(The Street) Jim Cramer explains why he wrote that billionaires Ray Dalio and Jeffrey Gundlach are "smarter" than he is:
"Billionaire hedge fund manager Ray Dalio is much smarter than I am. He's convinced that central banks are running out of ammo and there will be little to no hope to avoid an ideological struggle that, to me, says sell all stocks. You can gain zero confidence that it's worth owning stocks if you read what he said just now at an investment forum in Saudi Arabia. Whatever you have now, that's all you are going to have," wrote Cramer in his daily column over on Real Money. "Billionaire Jeffrey Gundlach is smarter than me. On March 12 he said we are in a bear market and the stock market could go negative in 2019."

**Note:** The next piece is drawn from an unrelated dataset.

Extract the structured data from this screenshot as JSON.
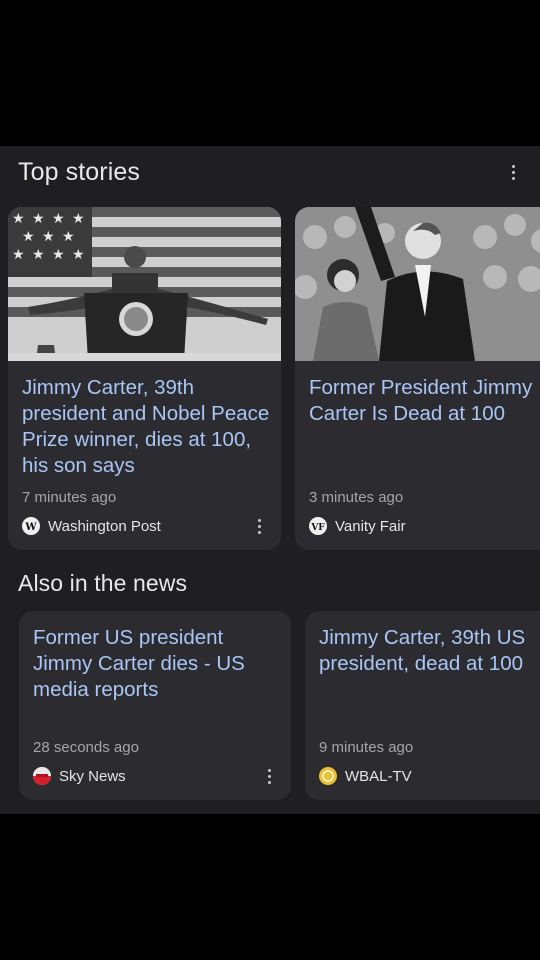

Here's the full confession:
Billionaire hedge fund manager Ray Dalio is much smarter than I am. He's convinced that central banks are running out of ammo and there will be little to no hope to avoid an ideological struggle that, to me, says sell all stocks. You can gain zero confidence that it's worth owning stocks if you read what he said just now at an investment forum in Saudi Arabia. Whatever you have now, that's all you are going to have.

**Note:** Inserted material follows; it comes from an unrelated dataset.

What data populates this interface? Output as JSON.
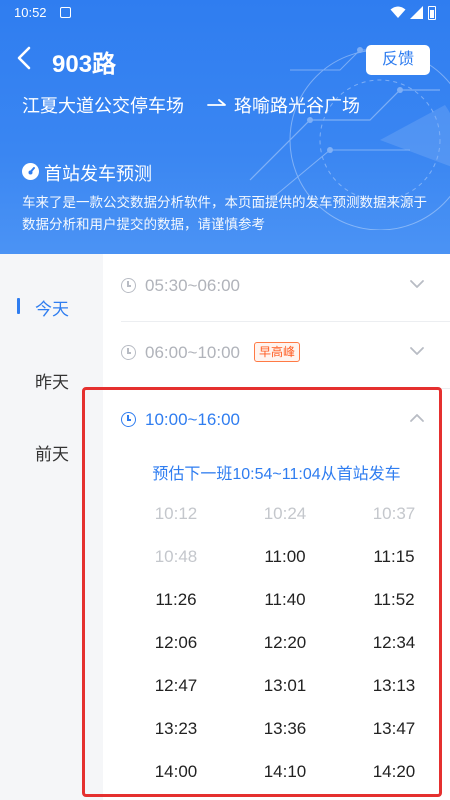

Billionaire Jeffrey Gundlach is smarter than me. On March 12 he said we are in a bear market and the stock market could go negative in 2019.

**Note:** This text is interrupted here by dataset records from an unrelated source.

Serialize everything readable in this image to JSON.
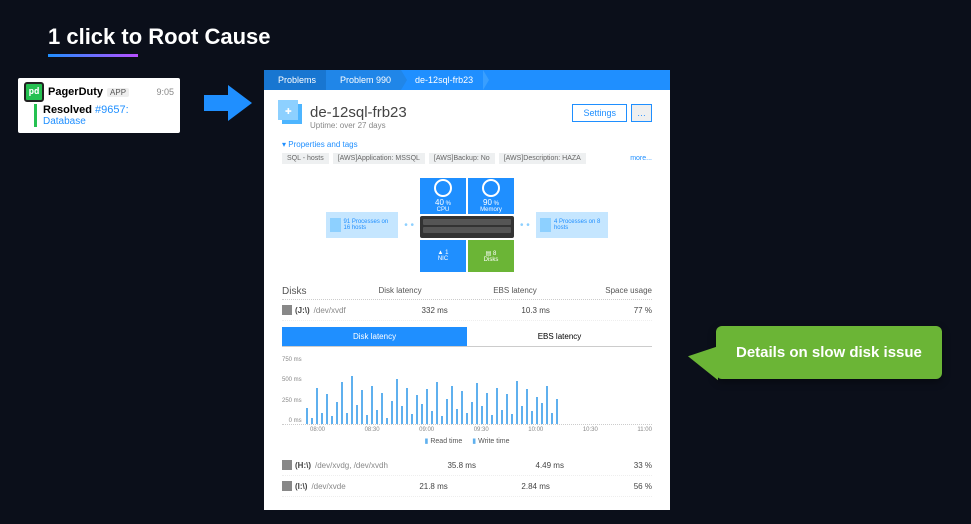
{
  "slide": {
    "title": "1 click to Root Cause"
  },
  "pagerduty": {
    "app_name": "PagerDuty",
    "app_badge": "APP",
    "time": "9:05",
    "status": "Resolved",
    "ticket": "#9657:",
    "service": "Database",
    "logo_text": "pd"
  },
  "breadcrumb": {
    "items": [
      "Problems",
      "Problem 990",
      "de-12sql-frb23"
    ]
  },
  "host": {
    "name": "de-12sql-frb23",
    "uptime": "Uptime: over 27 days",
    "settings_label": "Settings",
    "dots_label": "…",
    "properties_toggle": "▾ Properties and tags",
    "tags": [
      "SQL - hosts",
      "[AWS]Application: MSSQL",
      "[AWS]Backup: No",
      "[AWS]Description: HAZA"
    ],
    "more": "more..."
  },
  "topology": {
    "left_box": "91 Processes on 16 hosts",
    "right_box": "4 Processes on 8 hosts",
    "cpu": {
      "value": "40",
      "unit": "%",
      "label": "CPU"
    },
    "memory": {
      "value": "90",
      "unit": "%",
      "label": "Memory"
    },
    "nic": {
      "count": "1",
      "label": "NIC"
    },
    "disks": {
      "count": "8",
      "label": "Disks"
    }
  },
  "disks_section": {
    "title": "Disks",
    "columns": [
      "Disk latency",
      "EBS latency",
      "Space usage"
    ],
    "rows": [
      {
        "letter": "(J:\\)",
        "path": "/dev/xvdf",
        "disk_latency": "332 ms",
        "ebs_latency": "10.3 ms",
        "space": "77 %"
      },
      {
        "letter": "(H:\\)",
        "path": "/dev/xvdg, /dev/xvdh",
        "disk_latency": "35.8 ms",
        "ebs_latency": "4.49 ms",
        "space": "33 %"
      },
      {
        "letter": "(I:\\)",
        "path": "/dev/xvde",
        "disk_latency": "21.8 ms",
        "ebs_latency": "2.84 ms",
        "space": "56 %"
      }
    ]
  },
  "tabs": {
    "disk_latency": "Disk latency",
    "ebs_latency": "EBS latency"
  },
  "chart_data": {
    "type": "bar",
    "title": "Disk latency",
    "ylabel": "ms",
    "ylim": [
      0,
      750
    ],
    "y_ticks": [
      "750 ms",
      "500 ms",
      "250 ms",
      "0 ms"
    ],
    "x_ticks": [
      "08:00",
      "08:30",
      "09:00",
      "09:30",
      "10:00",
      "10:30",
      "11:00"
    ],
    "series": [
      {
        "name": "Read time",
        "values": [
          120,
          40,
          300,
          80,
          250,
          60,
          180,
          350,
          90,
          400,
          150,
          280,
          70,
          320,
          110,
          260,
          50,
          190,
          370,
          140,
          300,
          80,
          240,
          160,
          290,
          100,
          350,
          60,
          200,
          310,
          120,
          270,
          90,
          180,
          340,
          150,
          260,
          70,
          300,
          110,
          250,
          80,
          360,
          140,
          290,
          100,
          220,
          170,
          310,
          90,
          200
        ]
      },
      {
        "name": "Write time",
        "values": [
          80,
          30,
          150,
          60,
          130,
          40,
          100,
          180,
          50,
          200,
          90,
          140,
          40,
          160,
          70,
          130,
          30,
          100,
          190,
          80,
          150,
          50,
          120,
          90,
          150,
          60,
          180,
          40,
          110,
          160,
          70,
          140,
          50,
          100,
          170,
          80,
          130,
          40,
          150,
          60,
          130,
          50,
          180,
          80,
          150,
          60,
          120,
          90,
          160,
          50,
          110
        ]
      }
    ],
    "legend": [
      "Read time",
      "Write time"
    ]
  },
  "callout": {
    "text": "Details on slow disk issue"
  }
}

These two are among a parade of billionaires who are, per se, smarter than I am because I am not a billionaire. Maybe I would have been a billionaire, but I stopped way too soon to do media and my 24% after all fees for 14 years did not net me billionaire status even as I trounced the S&P 500, which was up 8% over that period of time.
What matters, though, is not whether I am a billionaire or not, but that I actually try to help you make money, or at least teach you the way I made money -- and I find my methods quaint now, and not able to withstand the billionaires' negativity.
For instance when I read what Ray Dalio says about income inequality and central banks out of gas I say to myself that Ray is not telling me to go buy Merck or Costco. He's not giving me the high-five sign to buy Amazon on weakness or scoop up the ailing stock of McDonald's.
He's not trying to steer me toward any mutual fund, let alone his hedge fund. He just joins a long line of people who are smarter than I am who are trying to keep you out of stocks because of big-picture issues, the same issues that would have kept you out of stocks in 1979 when I started investing.
He may not mean to scare you. He may actually have some pang somewhere about not helping the working person make more money. The fact is though, that you don't want to own stocks if either billionaire, who, again, are smarter than I am, is right -- and they have to be right, per se, or they wouldn't be billionaires.
All my life I have found people smarter than I am. While I graduated Harvard with a magna, there were lots of people who were smarter than I was. I had the highest grade on my generals in my major but so what, there were brilliant people like Bill Gates in my class, so I am dumber than he is because he's a big billionaire.
But here's what I knew back then and here is what I know now. One, I didn't have any money when I went to school. I cobbled together a bunch of scholarships including some money from RJ Reynolds for some free speech essay. Second, I was determined to help others make money. When I was crushing it in my dorm room leaving a stock tip every week on my answering machine -- "Hi, I am not here right now but I think you should buy the stock of Monolithic Memories ahead of the quarter" -- I was committed to help people make money.
Did I ever worry about central banks inflating bubbles? I said to myself, I am more stupid than people who worry about these things, but I am going to find stocks during these periods. In the great downturn, I found Salesforce. Coming out of the downturn, I found FANG. Earlier this year, I found WATCH.
My stupidity and lack of billionaire status does not preclude me from trying to make extra money for you. I even formed a club so I could look like an idiot, publicly. I am castigated regularly on Twitter for not seeing the bubble and not recognizing that it will all end badly.
Frankly, I don't care. You see, the difference is that I could come out every single night on Mad Money and say "there's always a bull market somewhere, but to hell with it because we're all gonna die anyway." I could have billionaire status without being a billionaire.
But here's what I do say, don't take me with a grain of salt. At least I am working for you. Take them with a grain of salt. If they are wrong, big deal, they can just say they will be right. Me? I can be wrong, of course, but my goal is not to keep you in the chains I found myself in at Harvard, or when I lived in my car a few years after. I wasn't the smartest guy at college or law school, but I worked harder than everyone else I knew. I am duplicating the formula even as I am more stupid than the billionaires.
At least I have accountability. What do they have, and do they care? I'd say they've made their money. They're done. One day I will be, too. But not yet, and at least I'm still out here trying. I don't know what more there is to do.